Meta’s leading executives may be eligible for significant bonuses in the upcoming years, despite the company taking drastic steps to downsize its workforce in preparation for a tough period, as mentioned by CEO Mark Zuckerberg.
A recent submission to the Securities and Exchange Commission (SEC) shows that Meta is looking to implement a **new target bonus framework**, which could allow certain executives to earn bonuses of up to **200 percent of their base salary**—a notable rise from the former 75 percent limit. Nonetheless, Zuckerberg is excluded from this revised bonus initiative.
In parallel, Meta has **reduced employee stock options by 10 percent**, according to *Business Insider*, following an increase in the company’s market valuation.

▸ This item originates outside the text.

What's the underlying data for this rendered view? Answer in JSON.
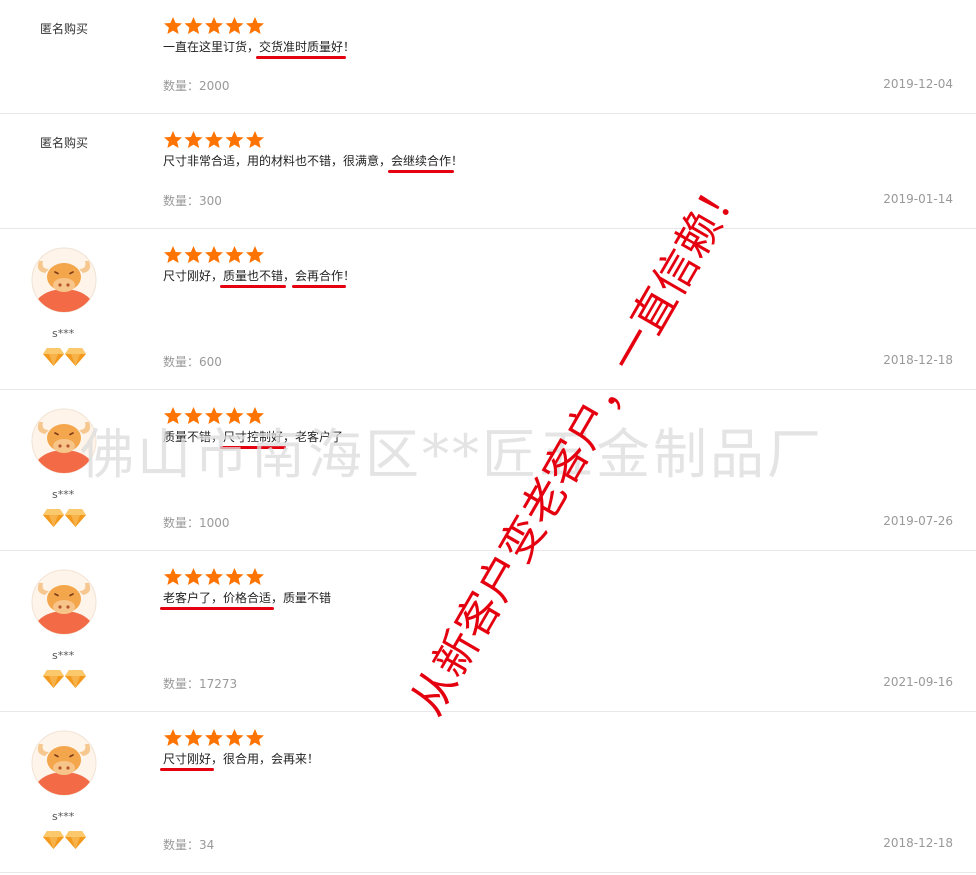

On February 10, Meta circulated an internal memo notifying employees of the impending layoffs of “low-performing” personnel. This action is part of a comprehensive **5 percent workforce cut** affecting teams in the U.S., Europe, and Asia, potentially impacting as many as **4,000 employees**. A previously leaked memo from Zuckerberg outlined these reductions as efforts to boost efficiency in anticipation of what he termed an “intense year” for the organization. Simultaneously, Meta has been **intensifying its commitment to generative AI**, augmenting the workforce dedicated to that field.
In the aftermath of the layoffs, many of those impacted turned to LinkedIn to express their experiences and **challenge Meta’s “low-performing” designation**, utilizing the platform’s #OpenToWork tag to showcase their credentials. Last year, during even more extensive workforce cuts, Meta employees similarly aired their grievances on platforms like TikTok, denouncing the company’s alleged “efficiency” initiatives.